Merkezi Irak hükümeti, Kerkük önemli petrol yataklarına sahip olması nedeniyle kontrolü kaybetmesi halinde gelir kaybına uğramaktan ve buranın IKBY'ye bağlanmasının ülkenin toprak bütünlüğünü bozmasından endişe ediyor.
IKYB de bu bölgede yaşayan halka kurduğu etnik bağın yanı sıra ileriye dönük olarak olası bir bağımsızlık girişiminde elini güçlendirmek istiyor.
Kendisi de önemli bir Kürt azınlığı içinde barındıran İran da Kerkük'ün merkezi hükümetten koparılmasını Irak'ın toprak bütünlüğüne yönelik ciddi bir tehdit olarak görüyor ve buna karşı çıkıyor.
Kerkük'ün Türkiye için önem taşımasının ekonomik, tarihsel ve etnik nedenleri var.
Öncelikle, Türkiye buranın bir Türkmen kenti olduğunu savunuyor ve yönetiminin özellikle Kürtlerin eline geçmesine ya da IKBY'ye bağlanmasına şiddetle karşı çıkıyor.
Ayrıca, tarihsel olarak Kerkük, modern Türkiye'nin kurucu felsefesinde "Misak-ı Milli" sınırları içerisinde görülüyor.
Mustafa Kemal Atatürk, 1920 yılında kuruluşundan kısa bir süre sonra Büyük Millet Meclisi'nde yaptığı konuşmada şunları söylemişti:
"Hep kabul ettiğimiz esaslardan birisi ve belki birincisi olan hudut meselesi tayin ve tespit edilirken, hudud-u millimiz (ulusal sınırlarımız), İskenderun'un cenubundan (güneyinden) geçer, şarka (doğuya) doğru uzanarak Musul'u, Süleymaniye'yi, Kerkük'ü ihtiva eder. İşte hudud-u millimiz budur dedik!"
Etnik ve tarihsel bağlantıların ötesinde bugün içinse ekonomik kaygılar da önemli rol oynuyor.
970 kilometre uzunluğundaki Kerkük-Ceyhan petrol boru hattının günlük kapasitesi 150 bin varil.

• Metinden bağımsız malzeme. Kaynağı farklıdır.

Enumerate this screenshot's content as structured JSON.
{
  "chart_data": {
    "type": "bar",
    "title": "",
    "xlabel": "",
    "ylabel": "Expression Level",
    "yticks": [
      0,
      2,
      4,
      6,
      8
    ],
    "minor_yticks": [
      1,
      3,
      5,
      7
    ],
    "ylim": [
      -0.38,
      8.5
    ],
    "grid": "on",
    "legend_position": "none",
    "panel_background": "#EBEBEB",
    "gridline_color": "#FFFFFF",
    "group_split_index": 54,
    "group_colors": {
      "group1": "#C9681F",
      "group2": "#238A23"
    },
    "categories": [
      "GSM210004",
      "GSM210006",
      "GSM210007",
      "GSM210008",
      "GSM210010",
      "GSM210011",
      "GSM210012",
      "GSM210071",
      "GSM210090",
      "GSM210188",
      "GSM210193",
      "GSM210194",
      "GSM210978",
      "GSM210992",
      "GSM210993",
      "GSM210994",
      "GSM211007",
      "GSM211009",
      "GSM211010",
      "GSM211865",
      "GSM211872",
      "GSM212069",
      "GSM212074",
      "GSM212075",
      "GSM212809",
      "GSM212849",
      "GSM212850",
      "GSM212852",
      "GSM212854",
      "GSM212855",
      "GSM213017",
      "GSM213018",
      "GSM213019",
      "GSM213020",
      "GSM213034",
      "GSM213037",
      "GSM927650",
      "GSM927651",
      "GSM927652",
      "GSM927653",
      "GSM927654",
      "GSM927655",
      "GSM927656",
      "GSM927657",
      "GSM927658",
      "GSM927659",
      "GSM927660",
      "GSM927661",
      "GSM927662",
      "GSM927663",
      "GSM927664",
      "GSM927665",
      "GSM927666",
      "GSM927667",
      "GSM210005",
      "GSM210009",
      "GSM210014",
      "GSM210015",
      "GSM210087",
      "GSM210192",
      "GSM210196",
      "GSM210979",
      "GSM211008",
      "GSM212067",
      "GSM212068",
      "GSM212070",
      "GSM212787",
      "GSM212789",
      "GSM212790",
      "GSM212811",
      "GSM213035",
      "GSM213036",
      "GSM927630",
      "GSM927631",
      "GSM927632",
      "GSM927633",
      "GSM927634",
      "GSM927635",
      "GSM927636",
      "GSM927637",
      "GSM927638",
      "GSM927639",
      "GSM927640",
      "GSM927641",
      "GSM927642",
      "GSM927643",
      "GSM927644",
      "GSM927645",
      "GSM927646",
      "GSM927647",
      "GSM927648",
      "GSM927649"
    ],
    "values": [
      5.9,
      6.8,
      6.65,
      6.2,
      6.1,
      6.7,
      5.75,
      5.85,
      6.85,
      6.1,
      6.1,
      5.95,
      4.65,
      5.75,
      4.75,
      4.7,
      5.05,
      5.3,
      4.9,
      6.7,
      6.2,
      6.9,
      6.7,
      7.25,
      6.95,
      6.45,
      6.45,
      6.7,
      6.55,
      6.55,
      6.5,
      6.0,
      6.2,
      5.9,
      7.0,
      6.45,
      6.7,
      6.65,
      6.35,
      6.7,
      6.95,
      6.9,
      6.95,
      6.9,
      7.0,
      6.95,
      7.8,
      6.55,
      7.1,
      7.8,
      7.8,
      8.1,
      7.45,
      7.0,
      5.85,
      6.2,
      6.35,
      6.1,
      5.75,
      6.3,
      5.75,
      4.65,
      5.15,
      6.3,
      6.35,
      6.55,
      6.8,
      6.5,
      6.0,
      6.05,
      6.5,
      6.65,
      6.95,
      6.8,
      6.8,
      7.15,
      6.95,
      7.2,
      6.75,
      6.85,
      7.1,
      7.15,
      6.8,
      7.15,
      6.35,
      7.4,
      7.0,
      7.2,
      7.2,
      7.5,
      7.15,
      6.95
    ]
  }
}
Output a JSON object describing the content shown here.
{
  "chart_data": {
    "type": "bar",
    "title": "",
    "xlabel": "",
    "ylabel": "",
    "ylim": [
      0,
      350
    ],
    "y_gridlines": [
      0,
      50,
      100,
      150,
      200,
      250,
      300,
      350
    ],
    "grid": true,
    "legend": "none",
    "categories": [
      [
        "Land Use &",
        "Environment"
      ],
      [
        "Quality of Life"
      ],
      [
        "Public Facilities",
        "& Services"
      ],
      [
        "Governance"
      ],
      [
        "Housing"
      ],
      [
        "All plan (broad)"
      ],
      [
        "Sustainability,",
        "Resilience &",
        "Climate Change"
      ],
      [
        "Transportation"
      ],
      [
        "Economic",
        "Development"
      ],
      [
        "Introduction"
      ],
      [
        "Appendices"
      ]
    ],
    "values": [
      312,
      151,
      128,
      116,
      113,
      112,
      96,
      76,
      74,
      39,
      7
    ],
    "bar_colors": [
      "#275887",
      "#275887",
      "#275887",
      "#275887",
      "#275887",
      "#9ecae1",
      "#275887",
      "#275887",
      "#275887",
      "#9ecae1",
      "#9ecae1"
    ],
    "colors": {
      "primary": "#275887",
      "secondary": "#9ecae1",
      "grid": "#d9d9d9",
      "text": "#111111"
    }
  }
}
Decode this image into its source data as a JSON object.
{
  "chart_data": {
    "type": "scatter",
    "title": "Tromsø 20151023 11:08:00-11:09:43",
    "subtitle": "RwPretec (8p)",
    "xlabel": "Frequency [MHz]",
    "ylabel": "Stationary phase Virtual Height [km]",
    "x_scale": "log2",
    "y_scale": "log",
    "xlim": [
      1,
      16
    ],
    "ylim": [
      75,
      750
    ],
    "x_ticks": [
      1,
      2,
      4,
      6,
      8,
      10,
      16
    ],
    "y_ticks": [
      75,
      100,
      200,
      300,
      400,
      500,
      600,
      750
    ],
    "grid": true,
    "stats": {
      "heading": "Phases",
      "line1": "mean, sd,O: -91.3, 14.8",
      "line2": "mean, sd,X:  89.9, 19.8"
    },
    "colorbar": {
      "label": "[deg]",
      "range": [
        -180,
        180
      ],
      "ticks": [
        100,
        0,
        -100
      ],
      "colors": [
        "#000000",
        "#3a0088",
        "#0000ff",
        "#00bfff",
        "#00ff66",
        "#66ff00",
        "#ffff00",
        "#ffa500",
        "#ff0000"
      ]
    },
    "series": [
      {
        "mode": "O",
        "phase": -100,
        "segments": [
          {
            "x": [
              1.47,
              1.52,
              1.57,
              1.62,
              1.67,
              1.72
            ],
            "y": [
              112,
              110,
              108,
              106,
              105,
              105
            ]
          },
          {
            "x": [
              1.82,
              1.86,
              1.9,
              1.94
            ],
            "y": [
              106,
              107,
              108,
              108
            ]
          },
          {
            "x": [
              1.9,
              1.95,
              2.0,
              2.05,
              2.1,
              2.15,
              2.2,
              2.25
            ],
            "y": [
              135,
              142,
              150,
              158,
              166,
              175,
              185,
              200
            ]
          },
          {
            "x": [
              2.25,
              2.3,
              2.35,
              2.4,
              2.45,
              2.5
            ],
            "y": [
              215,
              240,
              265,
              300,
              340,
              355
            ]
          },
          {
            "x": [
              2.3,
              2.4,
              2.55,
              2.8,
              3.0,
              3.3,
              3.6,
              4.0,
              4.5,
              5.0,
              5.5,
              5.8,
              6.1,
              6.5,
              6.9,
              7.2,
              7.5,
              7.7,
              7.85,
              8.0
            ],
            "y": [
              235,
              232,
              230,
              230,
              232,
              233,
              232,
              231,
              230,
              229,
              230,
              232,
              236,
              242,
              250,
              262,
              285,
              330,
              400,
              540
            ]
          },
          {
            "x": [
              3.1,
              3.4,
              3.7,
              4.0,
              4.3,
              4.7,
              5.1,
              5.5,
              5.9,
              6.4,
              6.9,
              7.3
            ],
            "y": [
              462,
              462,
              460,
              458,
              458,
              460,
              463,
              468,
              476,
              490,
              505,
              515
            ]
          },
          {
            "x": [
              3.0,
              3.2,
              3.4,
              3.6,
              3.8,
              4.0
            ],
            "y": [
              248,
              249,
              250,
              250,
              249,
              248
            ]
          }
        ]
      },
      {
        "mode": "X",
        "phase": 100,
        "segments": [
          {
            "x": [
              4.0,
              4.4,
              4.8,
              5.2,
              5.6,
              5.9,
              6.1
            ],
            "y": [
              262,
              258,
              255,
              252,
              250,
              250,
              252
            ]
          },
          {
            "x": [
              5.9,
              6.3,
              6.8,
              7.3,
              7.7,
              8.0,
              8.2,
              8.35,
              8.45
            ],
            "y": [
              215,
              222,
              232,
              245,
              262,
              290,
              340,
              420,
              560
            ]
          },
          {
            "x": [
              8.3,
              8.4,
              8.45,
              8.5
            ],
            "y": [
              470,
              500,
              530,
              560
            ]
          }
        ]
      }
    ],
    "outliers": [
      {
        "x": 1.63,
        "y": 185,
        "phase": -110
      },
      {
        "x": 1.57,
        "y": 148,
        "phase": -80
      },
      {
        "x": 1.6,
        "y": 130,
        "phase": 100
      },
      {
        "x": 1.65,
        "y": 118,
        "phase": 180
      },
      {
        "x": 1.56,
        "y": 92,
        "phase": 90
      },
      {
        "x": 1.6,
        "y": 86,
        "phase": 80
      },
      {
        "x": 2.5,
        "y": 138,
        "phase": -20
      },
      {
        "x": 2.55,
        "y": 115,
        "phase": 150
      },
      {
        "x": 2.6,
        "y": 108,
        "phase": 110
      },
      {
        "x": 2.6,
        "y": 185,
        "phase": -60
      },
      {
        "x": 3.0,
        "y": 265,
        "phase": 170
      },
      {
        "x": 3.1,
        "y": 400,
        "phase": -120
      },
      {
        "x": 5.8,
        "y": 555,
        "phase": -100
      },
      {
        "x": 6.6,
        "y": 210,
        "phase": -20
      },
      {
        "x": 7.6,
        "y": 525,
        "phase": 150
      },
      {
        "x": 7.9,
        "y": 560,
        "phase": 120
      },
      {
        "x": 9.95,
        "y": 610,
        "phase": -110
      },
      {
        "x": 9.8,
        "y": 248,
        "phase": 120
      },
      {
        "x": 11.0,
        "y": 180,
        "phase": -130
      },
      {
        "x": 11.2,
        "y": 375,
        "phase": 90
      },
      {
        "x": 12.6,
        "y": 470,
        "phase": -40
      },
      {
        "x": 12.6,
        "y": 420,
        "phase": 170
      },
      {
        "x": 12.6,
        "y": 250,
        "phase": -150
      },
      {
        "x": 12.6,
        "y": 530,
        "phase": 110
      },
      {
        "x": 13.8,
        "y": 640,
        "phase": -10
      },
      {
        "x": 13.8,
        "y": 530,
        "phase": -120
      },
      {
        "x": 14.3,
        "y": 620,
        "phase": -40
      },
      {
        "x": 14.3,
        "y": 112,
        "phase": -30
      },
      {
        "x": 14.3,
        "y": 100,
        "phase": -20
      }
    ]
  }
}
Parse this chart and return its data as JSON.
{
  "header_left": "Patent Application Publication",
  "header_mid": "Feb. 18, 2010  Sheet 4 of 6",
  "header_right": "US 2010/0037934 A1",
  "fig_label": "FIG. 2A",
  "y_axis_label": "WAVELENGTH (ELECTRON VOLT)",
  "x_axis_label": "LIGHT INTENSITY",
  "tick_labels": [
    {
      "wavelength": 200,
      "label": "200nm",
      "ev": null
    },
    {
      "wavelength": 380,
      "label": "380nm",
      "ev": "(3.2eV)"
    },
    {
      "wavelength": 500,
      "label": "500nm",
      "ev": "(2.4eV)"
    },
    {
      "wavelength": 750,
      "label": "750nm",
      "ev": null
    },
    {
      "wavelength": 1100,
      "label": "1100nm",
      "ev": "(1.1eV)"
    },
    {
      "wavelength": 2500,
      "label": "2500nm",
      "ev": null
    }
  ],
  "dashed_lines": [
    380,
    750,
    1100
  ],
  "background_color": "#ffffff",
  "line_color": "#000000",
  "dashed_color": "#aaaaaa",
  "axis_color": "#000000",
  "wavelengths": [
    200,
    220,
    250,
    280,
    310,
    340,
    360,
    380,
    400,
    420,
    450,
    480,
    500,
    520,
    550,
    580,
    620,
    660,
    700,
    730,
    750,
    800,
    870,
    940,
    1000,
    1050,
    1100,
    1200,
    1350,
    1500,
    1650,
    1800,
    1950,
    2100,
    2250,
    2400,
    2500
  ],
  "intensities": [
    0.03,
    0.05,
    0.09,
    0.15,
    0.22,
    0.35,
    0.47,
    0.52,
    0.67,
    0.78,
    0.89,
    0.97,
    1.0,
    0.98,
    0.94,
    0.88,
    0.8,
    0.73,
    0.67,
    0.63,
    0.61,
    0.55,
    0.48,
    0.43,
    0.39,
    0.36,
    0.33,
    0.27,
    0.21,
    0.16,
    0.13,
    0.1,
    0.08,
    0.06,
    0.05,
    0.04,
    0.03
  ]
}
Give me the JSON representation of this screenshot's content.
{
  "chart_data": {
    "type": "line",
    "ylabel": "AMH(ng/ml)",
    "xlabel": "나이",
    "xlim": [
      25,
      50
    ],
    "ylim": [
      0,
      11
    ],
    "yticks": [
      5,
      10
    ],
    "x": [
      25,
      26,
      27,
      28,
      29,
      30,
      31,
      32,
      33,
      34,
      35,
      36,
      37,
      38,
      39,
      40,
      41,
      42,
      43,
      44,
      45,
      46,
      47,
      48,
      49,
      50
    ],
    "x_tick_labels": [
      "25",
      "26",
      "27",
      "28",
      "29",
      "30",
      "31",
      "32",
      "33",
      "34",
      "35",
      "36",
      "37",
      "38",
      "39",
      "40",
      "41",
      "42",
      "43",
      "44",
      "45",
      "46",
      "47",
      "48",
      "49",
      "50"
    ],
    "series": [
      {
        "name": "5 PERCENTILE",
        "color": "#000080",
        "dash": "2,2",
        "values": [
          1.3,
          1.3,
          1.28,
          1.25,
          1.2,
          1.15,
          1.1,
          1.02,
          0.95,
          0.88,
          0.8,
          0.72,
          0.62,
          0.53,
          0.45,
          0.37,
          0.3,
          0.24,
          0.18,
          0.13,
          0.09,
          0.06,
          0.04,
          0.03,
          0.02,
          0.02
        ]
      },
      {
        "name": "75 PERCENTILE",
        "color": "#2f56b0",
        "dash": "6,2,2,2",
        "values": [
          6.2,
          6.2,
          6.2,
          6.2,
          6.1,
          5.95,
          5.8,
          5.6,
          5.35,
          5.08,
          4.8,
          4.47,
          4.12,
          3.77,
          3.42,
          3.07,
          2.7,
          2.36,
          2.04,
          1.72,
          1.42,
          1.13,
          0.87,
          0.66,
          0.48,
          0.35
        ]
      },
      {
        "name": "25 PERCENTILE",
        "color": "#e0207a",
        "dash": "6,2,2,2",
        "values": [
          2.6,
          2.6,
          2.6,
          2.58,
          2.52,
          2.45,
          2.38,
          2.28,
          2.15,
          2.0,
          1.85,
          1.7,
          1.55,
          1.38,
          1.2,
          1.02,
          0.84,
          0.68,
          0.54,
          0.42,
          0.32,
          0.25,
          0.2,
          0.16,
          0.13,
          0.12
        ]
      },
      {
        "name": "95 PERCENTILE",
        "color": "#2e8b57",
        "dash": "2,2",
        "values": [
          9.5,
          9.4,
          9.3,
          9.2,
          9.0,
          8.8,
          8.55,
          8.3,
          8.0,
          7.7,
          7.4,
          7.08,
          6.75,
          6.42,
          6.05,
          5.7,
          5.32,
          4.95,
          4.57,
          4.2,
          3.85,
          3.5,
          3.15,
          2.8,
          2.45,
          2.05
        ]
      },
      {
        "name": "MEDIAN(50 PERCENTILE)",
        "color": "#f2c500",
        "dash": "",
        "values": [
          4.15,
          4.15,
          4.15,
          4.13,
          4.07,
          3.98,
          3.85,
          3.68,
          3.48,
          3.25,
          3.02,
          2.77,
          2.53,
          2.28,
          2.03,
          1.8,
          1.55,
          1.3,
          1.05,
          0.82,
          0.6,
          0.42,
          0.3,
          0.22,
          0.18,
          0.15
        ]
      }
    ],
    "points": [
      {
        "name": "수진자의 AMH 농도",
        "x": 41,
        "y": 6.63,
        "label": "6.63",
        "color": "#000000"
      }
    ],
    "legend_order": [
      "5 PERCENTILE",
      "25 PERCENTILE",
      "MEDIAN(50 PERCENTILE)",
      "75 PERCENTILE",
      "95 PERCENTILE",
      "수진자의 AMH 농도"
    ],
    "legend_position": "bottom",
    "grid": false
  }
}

Bu boru hattı üzerinden Kerkük ve civarındaki yataklardan çıkartılan petrol, Ceyhan'a getiriliyor ve buradan da dünya pazarlarına satılıyor.
Irak hükümeti kapasitenin 1 milyon varile çıkarmasının planlandığını açıkladı.
Dolayısıyla, bu hattan petrol akışını olumsuz etkileyebilecek her türlü gelişme Türkiye'nin hem ekonomik kayba uğramasına hem de enerji geçiş güzergahı olarak stratejik rolünün zarar görmesine neden oluyor.